Saturday, December 10, 2005

Recharging Energy and Metrosexuality



The picture is my husband, Dave, and his coaching friend, Marc. They were ripping out sheetrock sometime after the storm.

Sometimes I think my main job in life is to follow a saying of Mom's: "Don't just do something, stand there." It is incredibly difficult for me to "stand there" when I am uncomfortable. Much of my life is in a disarray right now. Often, that leads me to make changes when things might have been O.K. if I had just left everything alone. Now, don't get me wrong... I still have footwork to do.

Today, the footwork will involve hanging insulation and sheetrock, updating my checkbook and taking care of medical billing, and taking Sarah to the mall for a dance recital. It's easy for me to feel overwhelmed. Life is uncomfortable. I would rather be doing something else. But, it occurred to me yesterday that I wouldn't want to be anyone else. For the most part today, I am comfortable in my own skin. That hasn't always been the case with me.

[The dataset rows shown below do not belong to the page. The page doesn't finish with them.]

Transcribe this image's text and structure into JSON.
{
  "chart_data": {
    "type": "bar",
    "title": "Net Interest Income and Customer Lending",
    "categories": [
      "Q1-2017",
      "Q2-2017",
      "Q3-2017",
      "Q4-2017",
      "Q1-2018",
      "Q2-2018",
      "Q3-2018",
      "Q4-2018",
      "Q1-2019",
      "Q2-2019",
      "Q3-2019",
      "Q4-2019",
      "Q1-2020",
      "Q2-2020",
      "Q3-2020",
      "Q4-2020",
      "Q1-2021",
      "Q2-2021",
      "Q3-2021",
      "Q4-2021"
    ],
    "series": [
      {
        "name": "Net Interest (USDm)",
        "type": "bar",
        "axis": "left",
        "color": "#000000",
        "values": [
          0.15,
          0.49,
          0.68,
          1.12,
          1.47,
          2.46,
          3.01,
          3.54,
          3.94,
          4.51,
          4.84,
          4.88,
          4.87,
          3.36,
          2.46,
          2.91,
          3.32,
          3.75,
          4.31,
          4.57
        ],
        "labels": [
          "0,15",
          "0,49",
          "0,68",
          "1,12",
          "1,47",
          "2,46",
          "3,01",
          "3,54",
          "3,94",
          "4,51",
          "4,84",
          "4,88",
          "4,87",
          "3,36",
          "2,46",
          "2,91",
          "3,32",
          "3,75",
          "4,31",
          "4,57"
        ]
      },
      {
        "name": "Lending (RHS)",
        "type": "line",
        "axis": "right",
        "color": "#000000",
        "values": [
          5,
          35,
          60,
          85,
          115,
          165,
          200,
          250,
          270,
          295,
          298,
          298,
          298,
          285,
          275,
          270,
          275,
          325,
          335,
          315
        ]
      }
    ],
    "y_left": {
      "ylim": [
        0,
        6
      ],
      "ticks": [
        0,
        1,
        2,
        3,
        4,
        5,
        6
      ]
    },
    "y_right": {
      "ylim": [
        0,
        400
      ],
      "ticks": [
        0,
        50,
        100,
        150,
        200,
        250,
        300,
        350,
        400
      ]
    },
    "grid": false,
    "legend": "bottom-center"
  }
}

The lesson I'm learning at work is that if I am truly comfortable with me, believe in what I'm doing, and stay true to the principles of Divine Truth, I need to be O.K. with everything else. Lately, I feel like some people are "displeased with me"... I'm working to remember that it is none of my business what others think of me. I know psychobabble... I speak it fluently. It's called people-pleasing. But, let me be clear... I don't believe that I am a people pleaser. I do things all day long that aren't necessarily pleasing to others. I suppose I am just weary from feeling under seige.

The other morning I was feeling particularly down-trodden when the thought came to me that I hadn't spent my quiet time in meditation. It is an absolute necessity that I spend time in prayer and meditation each day. I have been blessed to get that message from more than one source lately. (I have a rule that if I hear something 3 times, it is God talking...) I'm reading a book that addresses recharging my energy. And, yesterday, I stayed afterwork to talk to a friend. She mentioned the absolute necessity of having spiritual energy to draw from. It would be much easier if I had a charger like my cell phone. (But, I would be ashamed to admit how many times I let that thing run down!)

I do know that people emit certain energies and that attracts us to one another... My family teases me that I emit a "SpEd Vibe". But, truthfully, it does seem that those with special needs approach me readily out in public, when they don't approach my family or another person I might be with... I have gotten used to it. Strangers talk to me wherever I go.

The other night I was shopping while waiting for Sarah to finish dance class. This very southern gentleman trotted down the aisle after me calling, "Mam... Mam..."

I turned around and he was donning a lovely pair of black leather gloves. He held out his hands and asked, "Do you think these look girly?"

I replied, "No, I think they are very nice. They are too large to be ladies gloves." He responded by launching into a story about working at the shipyard, and that he can't wear anything that might look feminine because the guys would have a field day.

Remember, this is a very southern gentleman... But, I looked at him and said, "Now, you just go to that shipyard and tell those guys that you are a 'metrosexual'. You aren't effeminate, but you take care of yourself and you like nice, classy things."

He laughed; I wished him luck and walked away. I saw him later in another area of the store. He didn't have the gloves. When he saw me he said, "I can't say a word like 'metrosexual' at work."

Life is so fun when I am able to look at it and laugh about it.